Mr Bottrell said those dealing with complex parenting cases, in particular, have found in-house family dispute resolution with child experts to be invaluable.

“For some, it’s the first time that they’re being educated on developmentally appropriate parenting arrangements,” he added.

Plus, cases involving negotiated outcomes through dispute resolution options are often resolved in a shorter time frame with lower legal costs. It’s a win-win.

A boost in efficiency and effectiveness

To keep cases moving through the court system as efficiently and affordably as possible, all cases now enter the family law system at the same entry point — and are filed online with the Commonwealth Courts Portal.

Although this means more legwork and document drafting upfront and, therefore, more cost to clients, it ultimately makes the process quicker and easier.

“There’s no doubt that the new rules and practice directions involve more pre-filing steps, and more documents. But it provides the court, lawyers and families themselves with significant information about the case at an early point,” Mr Bottrell added.

“With that, issues can be discerned very early on, and the case can then be assigned a management pathway. This leads to a more streamlined progression through the court system, and possibly, an earlier resolution.”

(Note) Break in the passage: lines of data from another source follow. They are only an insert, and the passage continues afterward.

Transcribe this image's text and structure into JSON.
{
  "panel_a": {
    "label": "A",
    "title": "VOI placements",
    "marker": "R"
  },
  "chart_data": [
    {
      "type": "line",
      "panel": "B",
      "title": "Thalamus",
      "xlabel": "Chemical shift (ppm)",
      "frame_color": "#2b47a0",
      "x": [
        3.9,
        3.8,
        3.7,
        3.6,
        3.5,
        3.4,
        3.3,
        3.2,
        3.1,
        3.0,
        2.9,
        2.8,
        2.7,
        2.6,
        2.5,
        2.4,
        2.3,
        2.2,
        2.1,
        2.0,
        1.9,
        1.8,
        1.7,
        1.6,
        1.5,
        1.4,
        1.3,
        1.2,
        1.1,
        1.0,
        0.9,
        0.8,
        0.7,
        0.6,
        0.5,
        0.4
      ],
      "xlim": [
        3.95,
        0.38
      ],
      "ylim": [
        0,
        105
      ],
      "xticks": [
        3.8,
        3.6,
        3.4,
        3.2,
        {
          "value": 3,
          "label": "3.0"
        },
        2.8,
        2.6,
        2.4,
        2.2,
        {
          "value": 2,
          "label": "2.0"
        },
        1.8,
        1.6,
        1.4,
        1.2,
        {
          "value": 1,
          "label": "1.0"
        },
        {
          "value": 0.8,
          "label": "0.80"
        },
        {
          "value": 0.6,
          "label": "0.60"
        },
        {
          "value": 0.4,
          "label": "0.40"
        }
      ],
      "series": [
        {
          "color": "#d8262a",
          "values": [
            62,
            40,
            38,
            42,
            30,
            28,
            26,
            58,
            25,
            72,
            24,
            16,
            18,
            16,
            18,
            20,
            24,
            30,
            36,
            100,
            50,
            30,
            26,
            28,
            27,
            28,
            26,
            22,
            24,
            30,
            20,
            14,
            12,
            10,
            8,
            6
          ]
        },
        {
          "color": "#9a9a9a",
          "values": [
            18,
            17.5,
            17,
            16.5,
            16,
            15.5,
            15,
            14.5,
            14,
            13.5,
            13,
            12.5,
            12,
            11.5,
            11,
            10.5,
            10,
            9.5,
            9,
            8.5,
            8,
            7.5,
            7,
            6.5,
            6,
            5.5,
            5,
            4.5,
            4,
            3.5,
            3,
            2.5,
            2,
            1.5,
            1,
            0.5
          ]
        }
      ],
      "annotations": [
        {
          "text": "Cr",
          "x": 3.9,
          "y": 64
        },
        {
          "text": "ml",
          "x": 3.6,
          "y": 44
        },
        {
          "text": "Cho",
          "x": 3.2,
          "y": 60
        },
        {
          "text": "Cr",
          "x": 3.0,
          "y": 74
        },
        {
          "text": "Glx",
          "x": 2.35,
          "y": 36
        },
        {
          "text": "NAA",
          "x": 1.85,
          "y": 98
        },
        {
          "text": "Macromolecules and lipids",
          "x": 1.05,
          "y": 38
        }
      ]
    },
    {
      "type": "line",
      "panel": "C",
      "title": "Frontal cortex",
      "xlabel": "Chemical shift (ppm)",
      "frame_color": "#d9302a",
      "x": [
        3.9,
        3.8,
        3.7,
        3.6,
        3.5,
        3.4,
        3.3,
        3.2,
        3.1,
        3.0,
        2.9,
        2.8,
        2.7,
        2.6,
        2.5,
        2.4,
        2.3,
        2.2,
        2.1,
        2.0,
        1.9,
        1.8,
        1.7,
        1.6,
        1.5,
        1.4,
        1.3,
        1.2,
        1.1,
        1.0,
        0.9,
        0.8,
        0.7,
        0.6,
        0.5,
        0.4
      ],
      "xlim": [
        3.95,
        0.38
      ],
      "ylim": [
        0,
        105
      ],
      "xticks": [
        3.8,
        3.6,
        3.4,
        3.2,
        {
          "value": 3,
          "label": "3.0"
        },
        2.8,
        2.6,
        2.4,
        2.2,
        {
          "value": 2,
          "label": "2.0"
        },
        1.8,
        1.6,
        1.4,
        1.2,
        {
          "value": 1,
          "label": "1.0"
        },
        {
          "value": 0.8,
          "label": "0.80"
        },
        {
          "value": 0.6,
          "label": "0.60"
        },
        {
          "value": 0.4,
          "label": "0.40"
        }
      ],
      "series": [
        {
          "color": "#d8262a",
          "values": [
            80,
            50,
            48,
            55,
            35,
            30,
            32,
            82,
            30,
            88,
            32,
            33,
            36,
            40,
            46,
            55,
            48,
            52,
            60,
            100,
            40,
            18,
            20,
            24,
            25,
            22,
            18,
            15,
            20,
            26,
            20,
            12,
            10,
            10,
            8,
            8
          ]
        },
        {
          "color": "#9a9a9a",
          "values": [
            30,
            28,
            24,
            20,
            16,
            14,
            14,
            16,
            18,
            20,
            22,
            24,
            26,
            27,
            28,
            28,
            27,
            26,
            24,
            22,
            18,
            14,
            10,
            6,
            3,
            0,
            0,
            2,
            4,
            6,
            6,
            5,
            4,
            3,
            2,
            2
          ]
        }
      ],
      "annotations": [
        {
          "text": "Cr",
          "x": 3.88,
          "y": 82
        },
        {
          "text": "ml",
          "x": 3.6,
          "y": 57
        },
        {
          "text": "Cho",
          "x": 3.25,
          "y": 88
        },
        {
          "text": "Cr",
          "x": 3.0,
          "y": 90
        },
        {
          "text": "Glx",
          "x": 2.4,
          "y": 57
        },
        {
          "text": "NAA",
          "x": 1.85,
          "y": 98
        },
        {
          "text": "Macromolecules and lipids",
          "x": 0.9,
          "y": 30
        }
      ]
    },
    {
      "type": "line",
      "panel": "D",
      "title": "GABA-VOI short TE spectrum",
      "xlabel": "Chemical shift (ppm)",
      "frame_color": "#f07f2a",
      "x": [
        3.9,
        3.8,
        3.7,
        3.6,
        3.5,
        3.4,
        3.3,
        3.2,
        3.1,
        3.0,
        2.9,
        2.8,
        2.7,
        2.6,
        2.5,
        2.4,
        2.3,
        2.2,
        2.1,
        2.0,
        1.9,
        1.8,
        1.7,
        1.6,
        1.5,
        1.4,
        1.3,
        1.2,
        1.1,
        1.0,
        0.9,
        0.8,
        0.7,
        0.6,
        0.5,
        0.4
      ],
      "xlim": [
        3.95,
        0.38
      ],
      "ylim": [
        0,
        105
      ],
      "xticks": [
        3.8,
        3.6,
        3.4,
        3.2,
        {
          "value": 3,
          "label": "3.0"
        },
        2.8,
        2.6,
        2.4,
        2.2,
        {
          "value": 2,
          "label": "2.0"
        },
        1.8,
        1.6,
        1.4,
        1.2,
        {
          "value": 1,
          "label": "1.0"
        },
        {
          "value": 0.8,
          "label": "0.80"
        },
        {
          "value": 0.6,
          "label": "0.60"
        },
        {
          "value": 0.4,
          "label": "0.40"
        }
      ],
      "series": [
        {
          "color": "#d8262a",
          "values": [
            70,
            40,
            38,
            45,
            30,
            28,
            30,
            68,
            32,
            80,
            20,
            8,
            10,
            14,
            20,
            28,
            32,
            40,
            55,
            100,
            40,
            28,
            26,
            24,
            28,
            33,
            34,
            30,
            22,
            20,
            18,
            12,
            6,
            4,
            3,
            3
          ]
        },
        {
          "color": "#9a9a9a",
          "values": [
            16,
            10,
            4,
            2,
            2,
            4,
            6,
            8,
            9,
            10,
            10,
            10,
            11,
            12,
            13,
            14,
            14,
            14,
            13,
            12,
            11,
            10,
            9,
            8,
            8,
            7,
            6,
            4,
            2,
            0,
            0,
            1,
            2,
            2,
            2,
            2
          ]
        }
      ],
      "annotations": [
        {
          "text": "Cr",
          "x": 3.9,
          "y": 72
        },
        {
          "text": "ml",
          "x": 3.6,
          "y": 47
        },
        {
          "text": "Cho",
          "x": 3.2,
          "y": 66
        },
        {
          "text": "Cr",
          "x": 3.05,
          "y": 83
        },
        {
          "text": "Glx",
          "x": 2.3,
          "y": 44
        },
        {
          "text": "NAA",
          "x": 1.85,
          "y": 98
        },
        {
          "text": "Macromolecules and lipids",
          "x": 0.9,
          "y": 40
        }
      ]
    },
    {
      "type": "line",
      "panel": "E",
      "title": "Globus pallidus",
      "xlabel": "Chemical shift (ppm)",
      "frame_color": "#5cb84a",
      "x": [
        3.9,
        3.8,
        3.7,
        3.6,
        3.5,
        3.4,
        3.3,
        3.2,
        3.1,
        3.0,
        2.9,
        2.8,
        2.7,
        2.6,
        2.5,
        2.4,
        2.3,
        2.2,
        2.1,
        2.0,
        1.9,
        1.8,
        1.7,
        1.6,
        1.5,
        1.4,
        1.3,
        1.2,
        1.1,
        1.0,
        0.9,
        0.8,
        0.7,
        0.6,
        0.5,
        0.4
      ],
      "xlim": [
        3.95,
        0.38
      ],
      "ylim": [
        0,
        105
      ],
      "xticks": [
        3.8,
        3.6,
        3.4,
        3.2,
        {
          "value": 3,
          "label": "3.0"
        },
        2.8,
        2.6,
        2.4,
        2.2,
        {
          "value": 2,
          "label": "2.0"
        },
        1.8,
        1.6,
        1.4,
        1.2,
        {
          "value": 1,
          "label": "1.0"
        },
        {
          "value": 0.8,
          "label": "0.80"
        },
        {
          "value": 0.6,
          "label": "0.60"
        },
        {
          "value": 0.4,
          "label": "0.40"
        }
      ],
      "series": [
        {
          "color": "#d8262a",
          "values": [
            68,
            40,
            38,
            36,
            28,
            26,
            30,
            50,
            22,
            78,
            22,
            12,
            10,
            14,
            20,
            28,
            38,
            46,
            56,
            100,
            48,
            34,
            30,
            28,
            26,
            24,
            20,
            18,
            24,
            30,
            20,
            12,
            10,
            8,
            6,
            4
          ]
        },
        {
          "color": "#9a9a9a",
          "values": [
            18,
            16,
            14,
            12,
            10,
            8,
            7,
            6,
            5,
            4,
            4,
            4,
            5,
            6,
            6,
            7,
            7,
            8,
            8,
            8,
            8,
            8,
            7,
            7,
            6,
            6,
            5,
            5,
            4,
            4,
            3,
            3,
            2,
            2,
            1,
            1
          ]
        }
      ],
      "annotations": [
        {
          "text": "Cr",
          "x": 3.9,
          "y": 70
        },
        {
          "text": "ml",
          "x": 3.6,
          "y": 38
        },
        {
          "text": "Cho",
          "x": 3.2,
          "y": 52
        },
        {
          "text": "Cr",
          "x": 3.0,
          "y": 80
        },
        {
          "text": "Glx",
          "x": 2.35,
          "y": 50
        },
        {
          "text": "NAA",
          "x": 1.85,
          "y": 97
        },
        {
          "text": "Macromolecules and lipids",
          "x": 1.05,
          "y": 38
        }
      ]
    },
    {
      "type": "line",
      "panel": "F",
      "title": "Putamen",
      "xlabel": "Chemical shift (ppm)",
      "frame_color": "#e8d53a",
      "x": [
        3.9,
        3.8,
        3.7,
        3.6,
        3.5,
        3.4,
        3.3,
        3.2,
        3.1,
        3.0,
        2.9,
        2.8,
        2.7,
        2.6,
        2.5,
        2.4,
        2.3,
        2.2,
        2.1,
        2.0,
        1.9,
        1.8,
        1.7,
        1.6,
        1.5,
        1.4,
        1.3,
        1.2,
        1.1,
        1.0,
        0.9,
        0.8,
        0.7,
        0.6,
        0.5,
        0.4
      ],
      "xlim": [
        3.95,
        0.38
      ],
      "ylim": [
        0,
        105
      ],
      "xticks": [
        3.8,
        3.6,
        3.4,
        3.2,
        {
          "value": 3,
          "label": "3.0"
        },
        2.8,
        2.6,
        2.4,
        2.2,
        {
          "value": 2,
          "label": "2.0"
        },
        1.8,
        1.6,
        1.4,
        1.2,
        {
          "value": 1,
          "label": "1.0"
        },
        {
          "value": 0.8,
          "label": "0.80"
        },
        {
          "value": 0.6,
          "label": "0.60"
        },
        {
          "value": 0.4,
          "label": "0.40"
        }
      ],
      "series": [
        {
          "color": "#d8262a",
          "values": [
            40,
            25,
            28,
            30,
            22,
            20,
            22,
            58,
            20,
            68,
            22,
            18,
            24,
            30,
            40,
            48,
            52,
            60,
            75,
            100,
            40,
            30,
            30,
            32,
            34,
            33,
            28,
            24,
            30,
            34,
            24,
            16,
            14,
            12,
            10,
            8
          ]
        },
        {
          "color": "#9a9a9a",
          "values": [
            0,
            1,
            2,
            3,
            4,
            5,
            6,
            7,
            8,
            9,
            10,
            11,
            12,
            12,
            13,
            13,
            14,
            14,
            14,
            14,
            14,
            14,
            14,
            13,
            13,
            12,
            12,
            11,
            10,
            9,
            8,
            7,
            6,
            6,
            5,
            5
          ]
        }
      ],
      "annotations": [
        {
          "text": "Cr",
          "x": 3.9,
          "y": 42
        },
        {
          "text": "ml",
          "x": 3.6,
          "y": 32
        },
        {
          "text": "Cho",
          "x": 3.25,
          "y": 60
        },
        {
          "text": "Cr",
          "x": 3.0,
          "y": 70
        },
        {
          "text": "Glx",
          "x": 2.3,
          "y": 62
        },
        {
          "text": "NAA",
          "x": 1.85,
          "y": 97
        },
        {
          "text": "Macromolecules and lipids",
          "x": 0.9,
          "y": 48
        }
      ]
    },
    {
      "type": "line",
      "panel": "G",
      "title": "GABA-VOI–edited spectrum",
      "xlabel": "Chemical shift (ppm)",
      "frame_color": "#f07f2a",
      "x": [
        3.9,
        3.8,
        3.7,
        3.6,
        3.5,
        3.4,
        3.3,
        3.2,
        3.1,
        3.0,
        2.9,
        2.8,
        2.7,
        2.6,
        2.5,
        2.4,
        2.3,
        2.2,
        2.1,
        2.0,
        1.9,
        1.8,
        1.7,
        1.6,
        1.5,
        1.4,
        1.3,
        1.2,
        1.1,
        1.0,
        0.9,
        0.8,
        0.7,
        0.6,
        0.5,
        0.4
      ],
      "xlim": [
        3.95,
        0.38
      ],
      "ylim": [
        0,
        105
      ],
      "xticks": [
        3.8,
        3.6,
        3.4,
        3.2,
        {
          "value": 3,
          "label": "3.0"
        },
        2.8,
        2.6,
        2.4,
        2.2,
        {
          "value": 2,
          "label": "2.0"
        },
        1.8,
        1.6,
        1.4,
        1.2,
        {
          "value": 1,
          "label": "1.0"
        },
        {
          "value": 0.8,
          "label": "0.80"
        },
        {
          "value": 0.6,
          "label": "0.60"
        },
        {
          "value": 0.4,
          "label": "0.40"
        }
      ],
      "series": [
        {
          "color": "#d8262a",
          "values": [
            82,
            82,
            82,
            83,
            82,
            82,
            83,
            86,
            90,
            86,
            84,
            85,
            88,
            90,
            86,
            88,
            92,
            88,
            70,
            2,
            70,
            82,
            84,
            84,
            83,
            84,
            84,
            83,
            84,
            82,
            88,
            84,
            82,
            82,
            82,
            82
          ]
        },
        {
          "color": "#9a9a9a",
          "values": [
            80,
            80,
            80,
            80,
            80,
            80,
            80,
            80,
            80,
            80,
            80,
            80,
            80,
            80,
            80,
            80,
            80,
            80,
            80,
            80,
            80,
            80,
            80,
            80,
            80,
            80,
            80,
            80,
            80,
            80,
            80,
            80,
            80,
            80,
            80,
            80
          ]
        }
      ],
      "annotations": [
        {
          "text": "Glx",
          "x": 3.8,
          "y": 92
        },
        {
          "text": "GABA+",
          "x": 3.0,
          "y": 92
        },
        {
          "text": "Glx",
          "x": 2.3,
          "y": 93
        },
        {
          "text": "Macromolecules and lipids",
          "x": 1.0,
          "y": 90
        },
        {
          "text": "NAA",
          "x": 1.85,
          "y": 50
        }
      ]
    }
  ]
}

The court’s continued move to embrace technology is also very much welcomed.

Being able to hold procedural court events via video conference or on the phone reduces a family’s legal costs. The electronic signing of court documents has also provided logistical relief to all involved — especially since there’s a need to file a lot more documents now.

Plus, the ability to access online records produced under subpoena is a dramatic reshaping of the traditional and costly in-person document inspections.

“And thanks to technology, cases that might once have been adjourned — at a cost to the families — can now potentially be heard by an interstate judicial officer who has resources to determine the case,” Mr Bottrell said.

A steep — but achievable — learning curve

While widely lauded, all these changes did present a challenge to some family law practitioners when first introduced. 

According to Mr Bottrell, the learning curve felt quite vertical initially.

“There was a lot to be done — and quickly — to reach the point of a working knowledge,” he said.

“Some practitioners felt destabilised by this situation at the start.”

Ms Kearley also acknowledged that practitioners need to work hard to absorb the changes and comply with the new court rule and practice directions about procedures.

“In my experience, most family lawyers are fully aware of the changes and have worked hard to take them on board,” she said.

“But there will be challenges for practitioners who don’t take the time to read and apply the new court rules and practice directions. And, unfortunately, I’ve seen some lawyers who appear to persist in the old practice of advocating litigation over negotiation to their clients.”

As a whole, however, it seems that most of the profession has embraced the changes fairly quickly.

“Lawyers are an adaptive bunch,” Mr Bottrell added.

“Once there was a line of sight into what was required, and some lived experience gained, we all got on with it.”